Nous l’avons vu, de nombreux facteurs, des croyances, des biais, interviennent dans les perceptions des risques, de l’alerte et, in fine, du comportement adopté… Sans compter les émotions en cas de crise et l’environnement social de l’individu qui jouent un rôle très important également dans son choix : agir, éviter, nier…

Il est cependant possible de mettre en place des actions pour améliorer l’alerte et favoriser des comportements de sécurité.
A commencer par la prise en compte des spécificités des populations ciblées : les jeunes et les populations plus âgées n’ont par exemple pas le même usage des moyens de communication. Alors oui, il s’agit d’un travail de fourmi, un travail de fond sur le territoire, par enquêtes, entretiens, pour faire émerger les caractéristiques des populations qui recevront et devront comprendre le message d’alerte le jour d’un accident.

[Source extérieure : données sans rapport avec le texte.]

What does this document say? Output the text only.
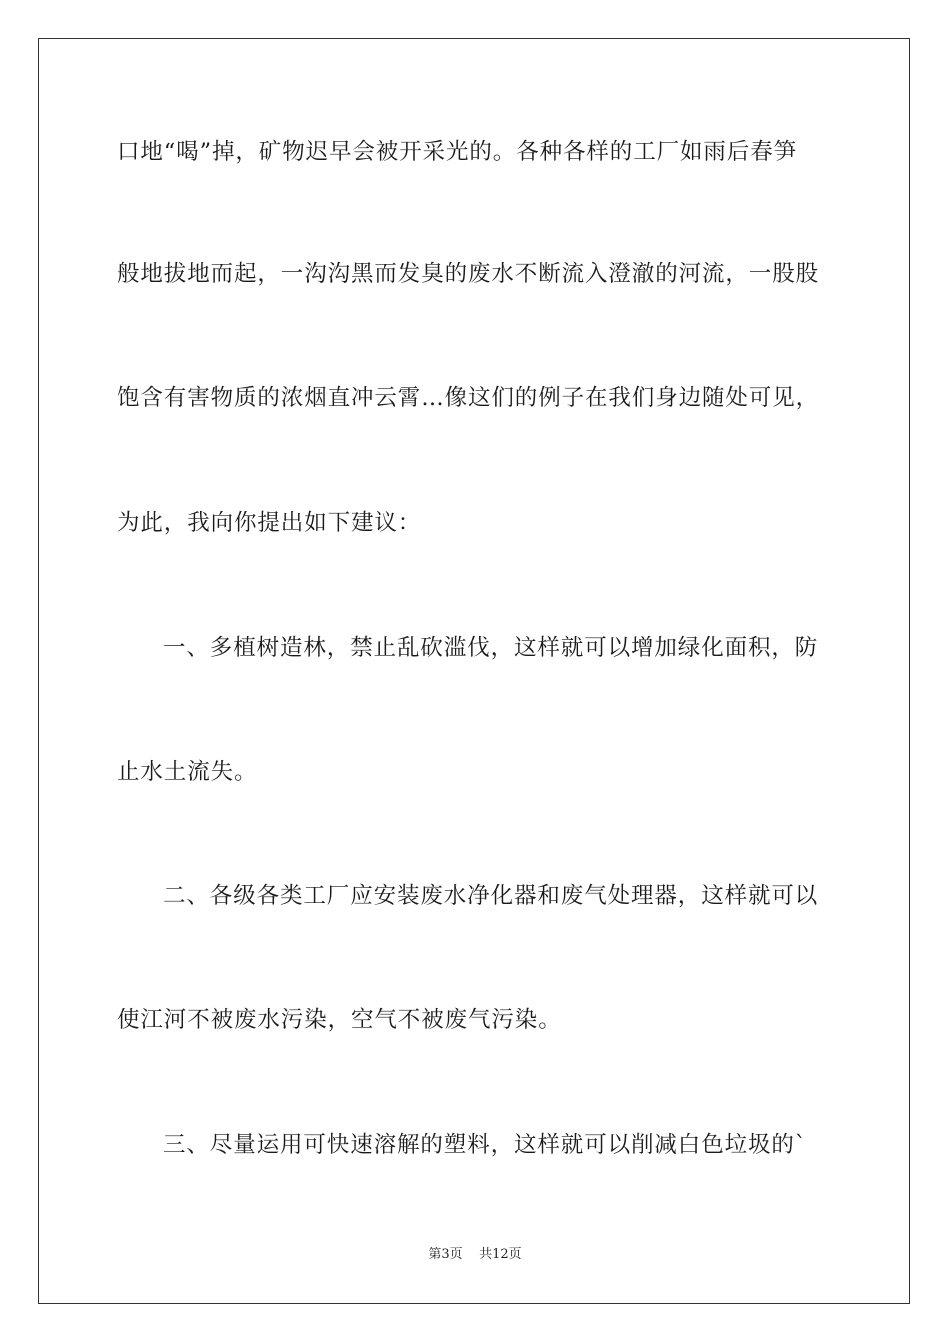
口地“喝”掉，矿物迟早会被开采光的。各种各样的工厂如雨后春笋
般地拔地而起，一沟沟黑而发臭的废水不断流入澄澈的河流，一股股
饱含有害物质的浓烟直冲云霄…像这们的例子在我们身边随处可见，
为此，我向你提出如下建议：
一、多植树造林，禁止乱砍滥伐，这样就可以增加绿化面积，防
止水土流失。
二、各级各类工厂应安装废水净化器和废气处理器，这样就可以
使江河不被废水污染，空气不被废气污染。
三、尽量运用可快速溶解的塑料，这样就可以削减白色垃圾的`
第3页 共12页
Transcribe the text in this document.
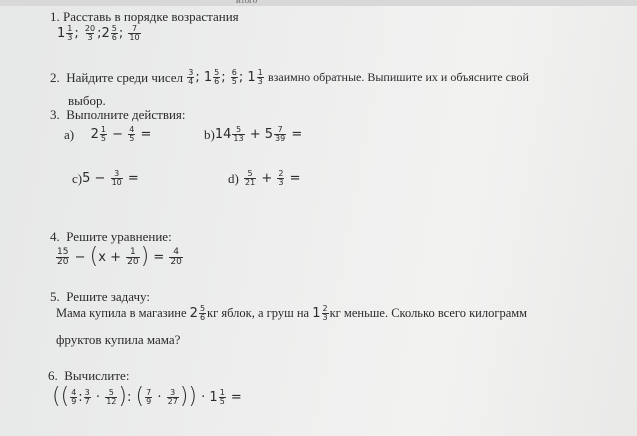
итого
1. Расставь в порядке возрастания
1 1
3 ;
20
3 ; 2 5
6 ;
7
10
2.
Найдите среди чисел
3
4 ; 1 5
6 ; 6
5 ; 1 1
3
взаимно обратные. Выпишите их и объясните свой
выбор.
3. Выполните действия:
a)
2 1
5
−
$\frac{4}{5}$
=	b) 14 5
13
+
$5 \frac{7}{39}$
=
c) 5
−
$\frac{3}{10}$
=	d)
5
21
+
$\frac{2}{3}$
=
4. Решите уравнение:
15
20
−
( x
+
$\frac{1}{20}$ )
=
$\frac{4}{20}$
5. Решите задачу:
Мама купила в магазине
2 5
6 кг яблок, а груш на
1 2
3 кг меньше. Сколько всего килограмм
фруктов купила мама?
6. Вычислите:
( ( 4
9 : 3
7
·
5
12 ) :
( 7
9
·
3
27 ) )
·
$1 \frac{1}{5}$
=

Ensuite, il est recommandé d’associer les populations à la définition des mesures de protection. Elles peuvent ainsi mieux comprendre les enjeux, mais aussi apporter des idées et des informations aux autorités. Des citoyens non associés à la réflexion peuvent avoir tendance à penser qu’il existe de meilleures solutions à identifier et activer ; en les associant, il devient possible d’expliquer les choix, de démontrer les limites des solutions qu’ils imaginent plus efficaces.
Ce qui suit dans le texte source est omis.